En 1970, General Idea s’installe dans un loft situé au 87, rue Yonge, au-dessus du restaurant Mi-House, au cœur du district financier de Toronto. Au début de la décennie, la composition du groupe est volontairement amorphe. Partz rappelle : « On cachait à dessein qui était General Idea parce qu’on travaillait et qu’on vivait avec des gens différents, et chacun d’eux était General Idea. »
Le groupe crée quelques œuvres à partir du concept des concours de beauté, et c’est dans ce cadre que le personnage de Miss General Idea devient la muse du trio. À ce sujet, Partz explique : « C’était notre regard sur le monde des arts […], une interrogation sur la fabrication, la validation et le choix des chefs-d’œuvre auxquels on voue un culte. » The Miss General Idea Pageant (Le concours Miss General Idea), 1970, est mis en scène à l’occasion de l’événement multimédia What Happened (Ce qui s’est passé), présenté en 1970 à l’occasion du Festival of Underground Theatre au St. Lawrence Centre for the Arts et au Global Village Theatre. Le groupe reprend la même forme l’année suivante pour Le concours Miss General Idea 1971, 1971, plus élaboré, qui culmine en une performance au Walker Court du Musée des beaux-arts de l’Ontario. Le concept du concours de beauté montre l’intérêt précoce du groupe pour l’imitation satirique de manifestations populaires comme critique de la société. Aux dires du conservateur Frédéric Bonnet, le groupe a compris que l’artiste « n’est plus seulement une personne qui fabrique des choses qu’on accroche au mur; il est devenu un commentateur de la société ».
En 1972, General Idea présente une première exposition dans une galerie commerciale : la Carmen Lamanna Gallery, à Toronto. C’est le début de la relation avec le galeriste Carmen Lamanna, qui aura une influence considérable sur l’œuvre du trio. Cette même année, Bronson, Partz et Zontal, qui n’ont pas 30 ans, s’engagent à travailler et à vivre ensemble jusqu’en 1984, une promesse qui confirme la structure tripartite du groupe. Partz explique : « Il était devenu assez évident que Jorge, AA et moi étions le cœur du groupe General Idea, les plus engagés de tous. »

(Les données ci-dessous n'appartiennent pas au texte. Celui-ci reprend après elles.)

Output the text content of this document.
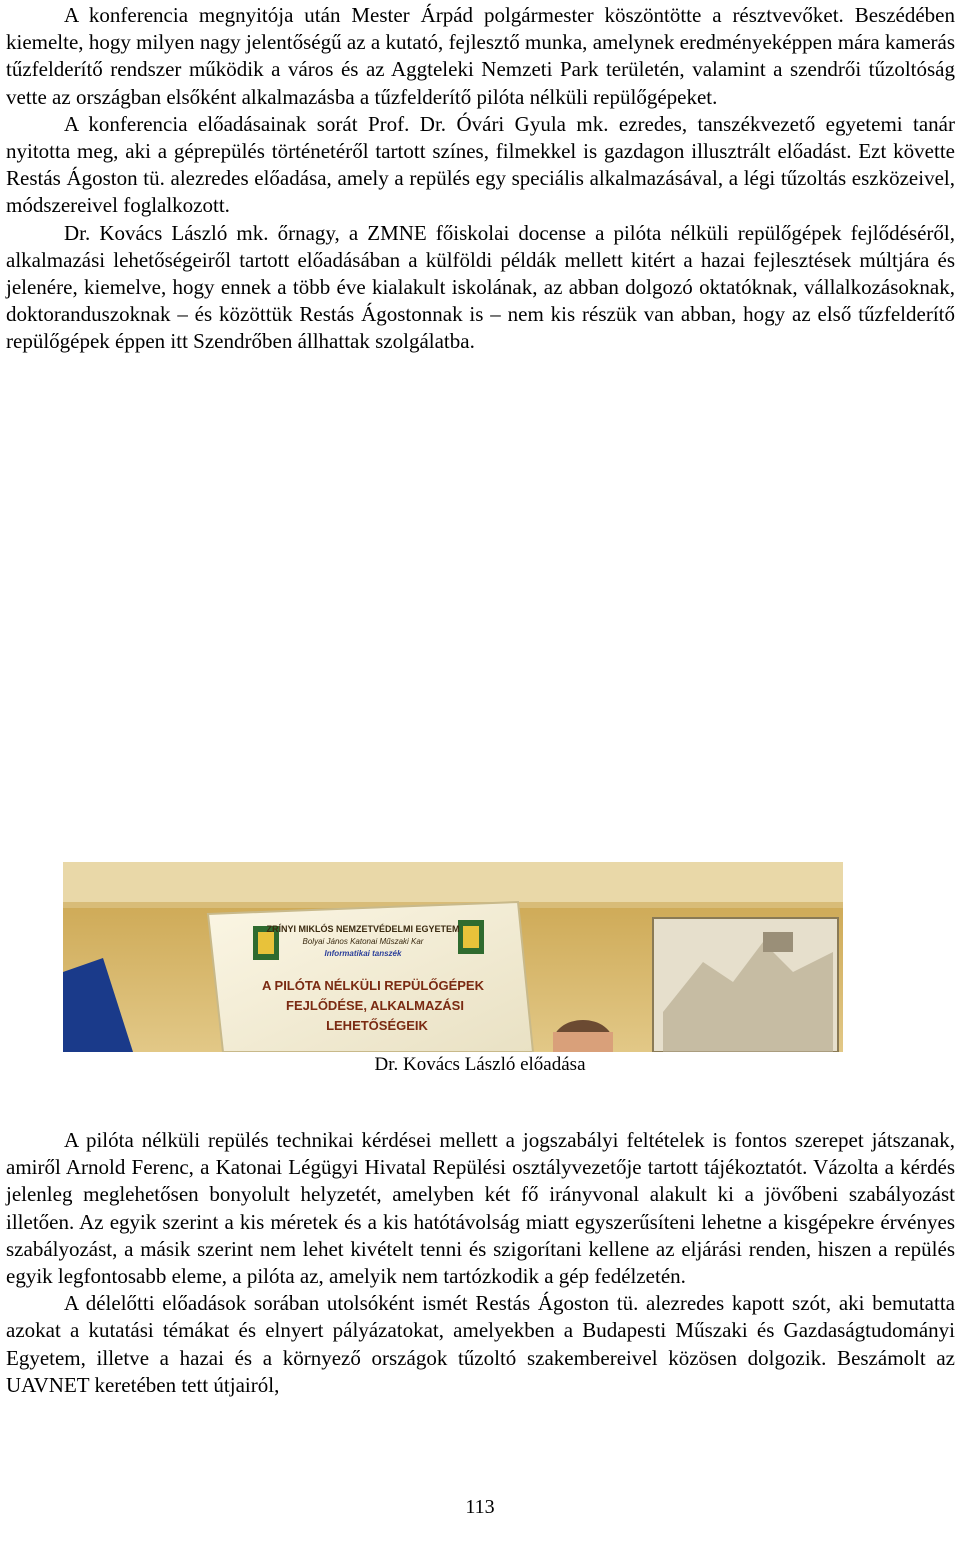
A konferencia megnyitója után Mester Árpád polgármester köszöntötte a résztvevőket. Beszédében kiemelte, hogy milyen nagy jelentőségű az a kutató, fejlesztő munka, amelynek eredményeképpen mára kamerás tűzfelderítő rendszer működik a város és az Aggteleki Nemzeti Park területén, valamint a szendrői tűzoltóság vette az országban elsőként alkalmazásba a tűzfelderítő pilóta nélküli repülőgépeket.

A konferencia előadásainak sorát Prof. Dr. Óvári Gyula mk. ezredes, tanszékvezető egyetemi tanár nyitotta meg, aki a géprepülés történetéről tartott színes, filmekkel is gazdagon illusztrált előadást. Ezt követte Restás Ágoston tü. alezredes előadása, amely a repülés egy speciális alkalmazásával, a légi tűzoltás eszközeivel, módszereivel foglalkozott.

Dr. Kovács László mk. őrnagy, a ZMNE főiskolai docense a pilóta nélküli repülőgépek fejlődéséről, alkalmazási lehetőségeiről tartott előadásában a külföldi példák mellett kitért a hazai fejlesztések múltjára és jelenére, kiemelve, hogy ennek a több éve kialakult iskolának, az abban dolgozó oktatóknak, vállalkozásoknak, doktoranduszoknak – és közöttük Restás Ágostonnak is – nem kis részük van abban, hogy az első tűzfelderítő repülőgépek éppen itt Szendrőben állhattak szolgálatba.

ZRÍNYI MIKLÓS NEMZETVÉDELMI EGYETEM
Bolyai János Katonai Műszaki Kar
Informatikai tanszék
A PILÓTA NÉLKÜLI REPÜLŐGÉPEK
FEJLŐDÉSE, ALKALMAZÁSI
LEHETŐSÉGEIK
Dr. Kovács László előadása

A pilóta nélküli repülés technikai kérdései mellett a jogszabályi feltételek is fontos szerepet játszanak, amiről Arnold Ferenc, a Katonai Légügyi Hivatal Repülési osztályvezetője tartott tájékoztatót. Vázolta a kérdés jelenleg meglehetősen bonyolult helyzetét, amelyben két fő irányvonal alakult ki a jövőbeni szabályozást illetően. Az egyik szerint a kis méretek és a kis hatótávolság miatt egyszerűsíteni lehetne a kisgépekre érvényes szabályozást, a másik szerint nem lehet kivételt tenni és szigorítani kellene az eljárási renden, hiszen a repülés egyik legfontosabb eleme, a pilóta az, amelyik nem tartózkodik a gép fedélzetén.

A délelőtti előadások sorában utolsóként ismét Restás Ágoston tü. alezredes kapott szót, aki bemutatta azokat a kutatási témákat és elnyert pályázatokat, amelyekben a Budapesti Műszaki és Gazdaságtudományi Egyetem, illetve a hazai és a környező országok tűzoltó szakembereivel közösen dolgozik. Beszámolt az UAVNET keretében tett útjairól,

113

Déjà, une relation domestique s’est établie entre eux, et leur production artistique fait partie de leur vie commune. Bronson précise l’importance du choix de 1984 : « Pour nous, c’était un symbole orwellien de l’avenir. Je pense d’ailleurs que cette date a cimenté notre groupe : on pouvait toujours dire qu’il restait sept ans, puis quatre et ainsi de suite, jusqu’à ce que notre vie et notre travail collectifs soient devenus si habituels qu’on ne savait pas comment faire autrement. L’intensité de notre relation globale de vie et de travail nous droguait. » Au milieu des années 1970, les trois artistes commencent à clarifier leur identité, dissipant peu à peu l’ambiguïté qui a, jusque-là, entouré à dessein la composition du groupe. Partz assimile leur objectif à celui d’une campagne publicitaire : il s’agit de « définir l’image de marque de General Idea ». Les œuvres Showcard Series (Fiches), 1975-1979 et Pilot (Pilote), 1977, en sont la démonstration.

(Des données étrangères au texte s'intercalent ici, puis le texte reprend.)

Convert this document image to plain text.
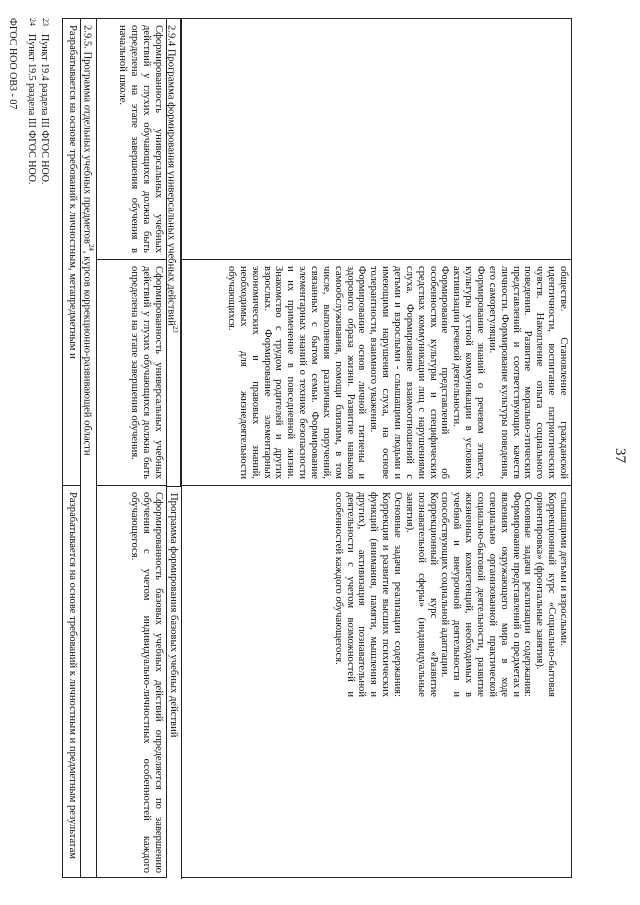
37

обществе. Становление гражданской идентичности, воспитание патриотических чувств. Накопление опыта социального поведения. Развитие морально-этических представлений и соответствующих качеств личности. Формирование культуры поведения, его саморегуляции.

Формирование знаний о речевом этикете, культуры устной коммуникации в условиях активизации речевой деятельности.

Формирование представлений об особенностях культуры и специфических средствах коммуникации лиц с нарушениями слуха. Формирование взаимоотношений с детьми и взрослыми - слышащими людьми и имеющими нарушения слуха, на основе толерантности, взаимного уважения.

Формирование основ личной гигиены и здорового образа жизни. Развитие навыков самообслуживания, помощи близким, в том числе, выполнения различных поручений, связанных с бытом семьи. Формирование элементарных знаний о технике безопасности и их применение в повседневной жизни. Знакомство с трудом родителей и других взрослых. Формирование элементарных экономических и правовых знаний, необходимых для жизнедеятельности обучающихся.

слышащими детьми и взрослыми.

Коррекционный курс «Социально-бытовая ориентировка» (фронтальные занятия).

Основные задачи реализации содержания: Формирование представлений о предметах и явлениях окружающего мира в ходе специально организованной практической социально-бытовой деятельности, развитие жизненных компетенций, необходимых в учебной и внеурочной деятельности и способствующих социальной адаптации.

Коррекционный курс «Развитие познавательной сферы» (индивидуальные занятия).

Основные задачи реализации содержания: Коррекция и развитие высших психических функций (внимания, памяти, мышления и других), активизация познавательной деятельности с учетом возможностей и особенностей каждого обучающегося.

2.9.4 Программа формирования универсальных учебных действий$^{23}$
Программа формирования базовых учебных действий
Сформированность универсальных учебных действий у глухих обучающихся должна быть определена на этапе завершения обучения в начальной школе.
Сформированность универсальных учебных действий у глухих обучающихся должна быть определена на этапе завершения обучения.
Сформированность базовых учебных действий определяется по завершению обучения с учетом индивидуально-личностных особенностей каждого обучающегося.
2.9.5. Программа отдельных учебных предметов$^{24}$, курсов коррекционно-развивающей области
Разрабатывается на основе требований к личностным, метапредметным и
Разрабатывается на основе требований к личностным и предметным результатам
23Пункт 19.4 раздела III ФГОС НОО.
24Пункт 19.5 раздела III ФГОС НОО.
ФГОС НОО ОВЗ - 07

Au début des années 1970, General Idea fonde deux importantes institutions. Manifestant d’abord son intérêt pour l’appropriation de la forme des médias, le groupe lance le FILE Megazine, dont le logo est identique à celui de LIFE, populaire magazine d’information américain. Nous sommes en 1972, et FILE est conçu comme un « parasite du système de diffusion des magazines ». « On savait que les gens l’achèteraient, croyant reconnaître le magazine, et c’est ce qu’ils ont fait. On l’a imaginé comme une sorte de virus des réseaux de communication, un concept abordé par William Burroughs au début des années 1960 », raconte Bronson.

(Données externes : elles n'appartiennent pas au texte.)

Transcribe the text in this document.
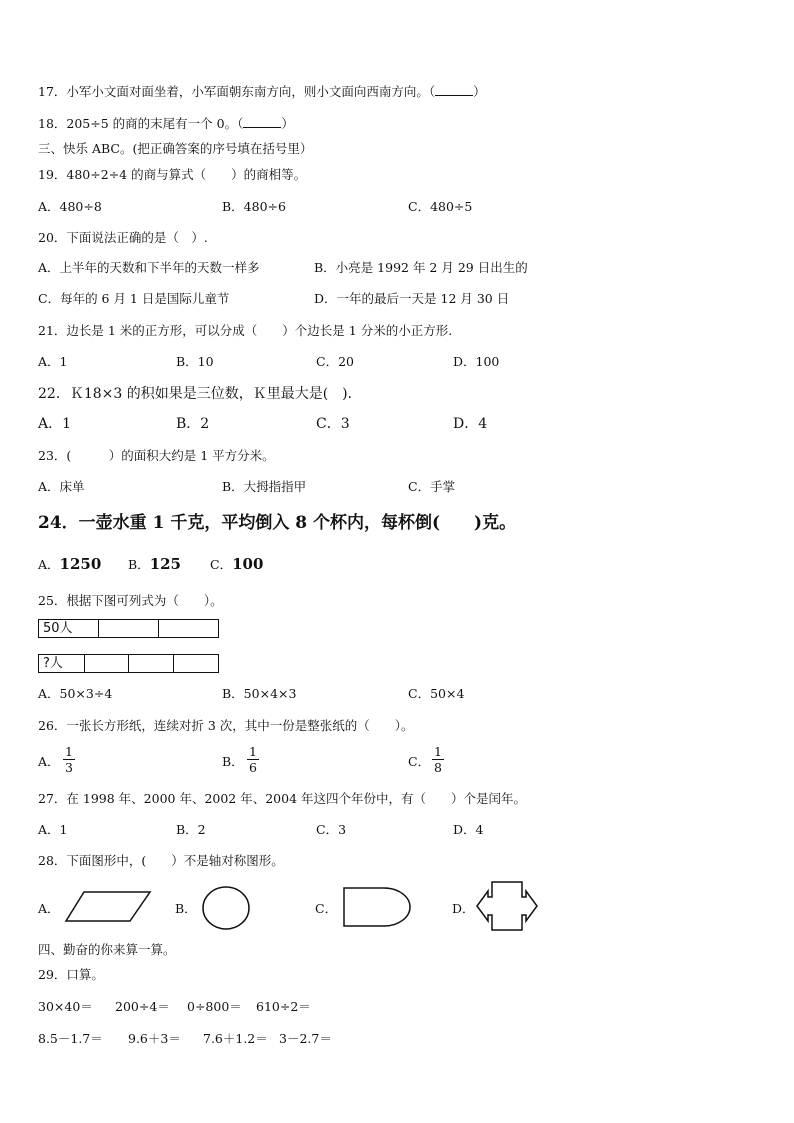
17．小军小文面对面坐着，小军面朝东南方向，则小文面向西南方向。（	）
18．205÷5 的商的末尾有一个 0。（	）
三、快乐 ABC。(把正确答案的序号填在括号里）
19．480÷2÷4 的商与算式（　　）的商相等。
A．480÷8	B．480÷6	C．480÷5
20．下面说法正确的是（　）.
A．上半年的天数和下半年的天数一样多	B．小亮是 1992 年 2 月 29 日出生的
C．每年的 6 月 1 日是国际儿童节	D．一年的最后一天是 12 月 30 日
21．边长是 1 米的正方形，可以分成（　　）个边长是 1 分米的小正方形.
A．1	B．10	C．20	D．100
22．Ｋ18×3 的积如果是三位数，Ｋ里最大是(　)．
A．1	B．2	C．3	D．4
23．(　　　）的面积大约是 1 平方分米。
A．床单	B．大拇指指甲	C．手掌
24．一壶水重 1 千克，平均倒入 8 个杯内，每杯倒(　　)克。
A．1250 B．125 C．100
25．根据下图可列式为（　　）。
50人
?人
A．50×3÷4	B．50×4×3	C．50×4
26．一张长方形纸，连续对折 3 次，其中一份是整张纸的（　　）。
A． $\frac{1}{3}$	B． $\frac{1}{6}$	C． $\frac{1}{8}$
27．在 1998 年、2000 年、2002 年、2004 年这四个年份中，有（　　）个是闰年。
A．1	B．2	C．3	D．4
28．下面图形中，(　　）不是轴对称图形。
A．	B．	C．	D．
四、勤奋的你来算一算。
29．口算。
30×40＝ 200÷4＝ 0÷800＝ 610÷2＝
8.5－1.7＝ 9.6＋3＝ 7.6＋1.2＝ 3－2.7＝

La seconde institution, c’est Art Metropole. À l’automne 1973, l’atelier de Partz, Zontal et Bronson est désormais au troisième étage du 241, rue Yonge, et Art Metropole occupe la partie avant de l’espace. Il s’agit d’un centre de distribution et d’archives, où l’on trouve à bon prix des livres d’artistes, des productions audio et vidéo et des multiples. Le but est de créer un système de distribution parallèle des produits artistiques. Toujours en fonction, Art Metropole tient une place importance dans l’histoire des lieux alternatifs au Canada.
Après le Pavillon
General Idea perce le marché des galeries et des musées européens en 1976. C’est le début d’une abondante histoire d’expositions en Europe, « le centre de notre vie commune » pour les dix années qui vont suivre, explique AA Bronson. En 1977, le groupe emménage dans un vaste atelier de la rue Simcoe. General Idea modifie alors le concept du concours de beauté et les trois adoptent le rôle d’archéologues de fiction, dans le sillage de la destruction du Pavillon 1984 de Miss General Idea, prétendument détruit par un incendie pendant le concours de Miss General Idea en 1984. Les trois artistes reprennent dans des expositions et des vidéos des documents de 1977 qui, déjà, annoncent et mettent en scène cette fausse destruction.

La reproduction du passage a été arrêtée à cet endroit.